Pour rappel, le capitalisme, en tant que mode d’organisation de l’activité économique, comporte trois composantes essentielles : 

  1. la propriété privée du capital
  2. la production pour le marché dans le but de réaliser des profits
  3. l’emploi de travailleur·euses qui ne possèdent pas les moyens de production.

Mais même dans notre système capitaliste, il existe déjà des modes d’échange et de production qui ne le sont pas: 

  • l’entraide au sein des relations personnelles pour répondre aux besoins les uns des autres
  • les réseaux et organisations communautaires
  • les coopératives de travail
  • les organisations à but non lucratif
  • etc.

Ce sont toutes des choses qui existent, aujourd’hui et maintenant, à travers le système capitaliste.

L’une des façons d’être anticapitaliste, c’est donc de construire des relations économiques plus démocratiques, égalitaires et participatives dans les espaces et les failles du capitalisme, et de lutter pour faire croître et pour défendre ces espaces.

L’idée d’érosion du capitalisme est que ces alternatives ont le potentiel, à long terme, de prendre de l’ampleur jusqu’à ce que le capitalisme soit évincé de son rôle de système dominant.
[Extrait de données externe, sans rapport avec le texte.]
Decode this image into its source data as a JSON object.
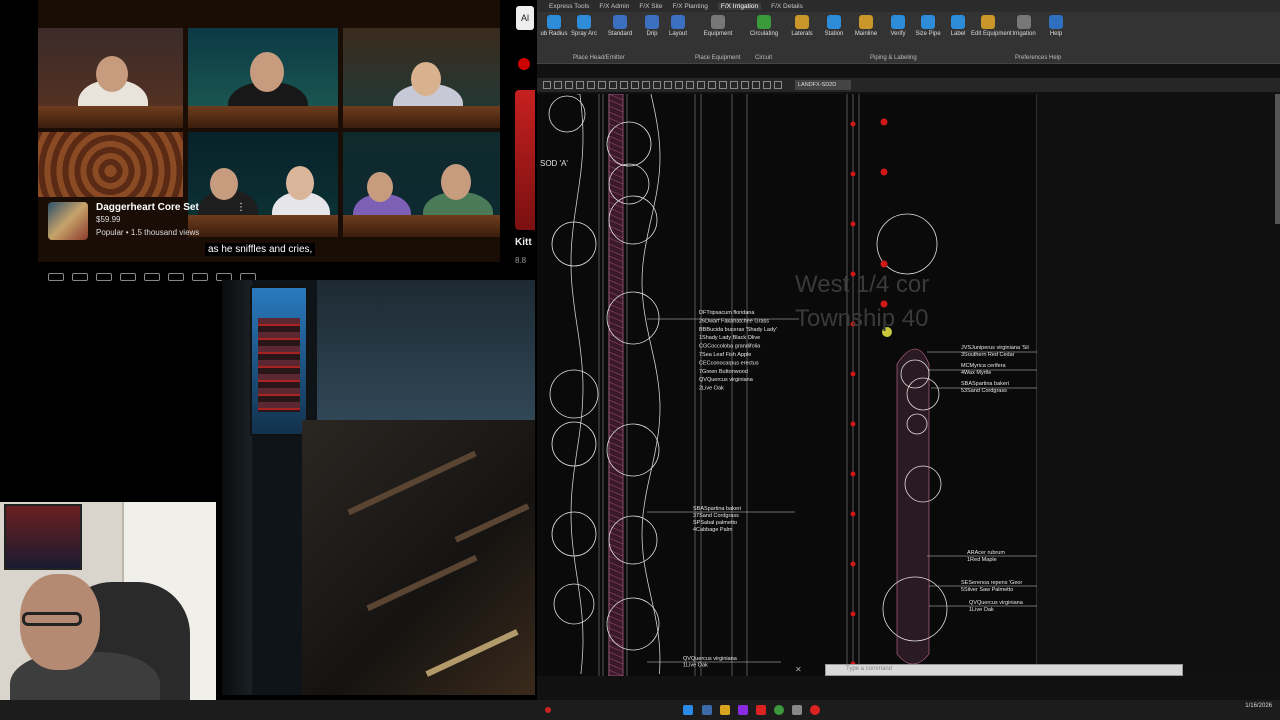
{
  "video": {
    "product_title": "Daggerheart Core Set",
    "product_price": "$59.99",
    "product_stats": "Popular • 1.5 thousand views",
    "caption": "as he sniffles and cries,",
    "more_icon": "⋮"
  },
  "side_panel": {
    "top_card_text": "Al",
    "kitty_label": "Kitt",
    "kitty_sub": "8.8"
  },
  "cad": {
    "tabs": [
      "Express Tools",
      "F/X Admin",
      "F/X Site",
      "F/X Planting",
      "F/X Irrigation",
      "F/X Details"
    ],
    "active_tab": "F/X Irrigation",
    "ribbon_buttons": [
      {
        "label": "ub Radius",
        "icon": "spray-radius-icon",
        "color": "#2e8bd8"
      },
      {
        "label": "Spray Arc",
        "icon": "spray-arc-icon",
        "color": "#2e8bd8"
      },
      {
        "label": "Standard",
        "icon": "standard-icon",
        "color": "#3b6fbf"
      },
      {
        "label": "Drip",
        "icon": "drip-icon",
        "color": "#3b6fbf"
      },
      {
        "label": "Layout",
        "icon": "layout-icon",
        "color": "#3b6fbf"
      },
      {
        "label": "Equipment",
        "icon": "equipment-icon",
        "color": "#777"
      },
      {
        "label": "Circulating",
        "icon": "circulating-icon",
        "color": "#3a9a3a"
      },
      {
        "label": "Laterals",
        "icon": "laterals-icon",
        "color": "#c9962a"
      },
      {
        "label": "Station",
        "icon": "station-icon",
        "color": "#2e8bd8"
      },
      {
        "label": "Mainline",
        "icon": "mainline-icon",
        "color": "#c9962a"
      },
      {
        "label": "Verify",
        "icon": "verify-icon",
        "color": "#2e8bd8"
      },
      {
        "label": "Size Pipe",
        "icon": "size-pipe-icon",
        "color": "#2e8bd8"
      },
      {
        "label": "Label",
        "icon": "label-icon",
        "color": "#2e8bd8"
      },
      {
        "label": "Edit Equipment",
        "icon": "edit-equipment-icon",
        "color": "#c9962a"
      },
      {
        "label": "Irrigation",
        "icon": "irrigation-prefs-icon",
        "color": "#777"
      },
      {
        "label": "Help",
        "icon": "help-icon",
        "color": "#2e6fbf"
      }
    ],
    "group_labels": [
      "Place Head/Emitter",
      "Place Equipment",
      "Circuit",
      "Piping & Labeling",
      "Preferences",
      "Help"
    ],
    "layer_combo": "LANDFX-SD2D",
    "command_placeholder": "Type a command",
    "drawing_labels": {
      "sod": "SOD 'A'",
      "watermark_line1": "West 1/4 cor",
      "watermark_line2": "Township 40",
      "left_callouts": [
        "DFTripsacum floridana",
        "26Dwarf Fakahatchee Grass",
        "BBBucida buceras 'Shady Lady'",
        "1Shady Lady Black Olive",
        "CGCoccoloba grandifolia",
        "7Sea Leaf Fish Apple",
        "CECconocarpus erectus",
        "7Green Buttonwood",
        "QVQuercus virginiana",
        "2Live Oak"
      ],
      "mid_callouts": [
        "SBASpartina bakeri",
        "37Sand Cordgrass",
        "SPSabal palmetto",
        "4Cabbage Palm"
      ],
      "bottom_callout": [
        "QVQuercus virginiana",
        "1Live Oak"
      ],
      "right_callouts": [
        "JVSJuniperus virginiana 'Sil",
        "3Southern Red Cedar",
        "MCMyrica cerifera",
        "4Wax Myrtle",
        "SBASpartina bakeri",
        "53Sand Cordgrass",
        "ARAcer rubrum",
        "1Red Maple",
        "SESerenoa repens 'Geor",
        "5Silver Saw Palmetto",
        "QVQuercus virginiana",
        "1Live Oak"
      ]
    }
  },
  "taskbar": {
    "date": "1/16/2026"
  }
}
L’analogie qui est donnée dans l’article d’Olin Wright, c’est celui de l’introduction d’une plante exotique qui va perturber un écosystème. Si cette plante est assez envahissante, elle va finir par prendre la place des plantes indigènes (du système dominant).

La vision stratégique de l’érosion du capitalisme consiste à introduire les variétés les plus vigoureuses d’activités économiques non capitalistes dans l’écosystème du capitalisme et à les développer.

L'espoir ultime, c’est que nos idées alternatives marchent tellement bien que les gens aient envie, eux aussi, de prendre ce chemin-là. - Annie Picard

Pis ça, ça se fait sur le terrain.

Pour que ça marche, on a besoin d’anti-capitalistes qui font du marketing, d’avocat·es qui apprennent aux gens comment se défendre sans avocat·e, de mécanicien·nes qui partent des coopératives, d’acupuncteurs qui offrent des soins à 20$ tout en étant rentable, de graphistes qui lancent des initiatives inclusives… On a besoin qu’il y ait des gens dans tous les métiers qui font ce qu’on fait.

Je pense que le meilleur moyen de détruire des systèmes, c’est de l’intérieur.

Fack non, je vais pas sortir brûler des chars de police parce que j’ai ben trop peur. 

Je vais non plus devenir Amish.

Mais oui, je vais continuer à voter pour des partis politiques qui font de leur mieux pour atténuer les problèmes en attendant que notre petite armée de plantes envahissantes fasse sa job.

Donc oui, j’ai ma place comme anticapitaliste en marketing. Pis oui, tu as ta place dans whatever ce que tu fais.

Et ensemble, on va continuer à faire chier le système.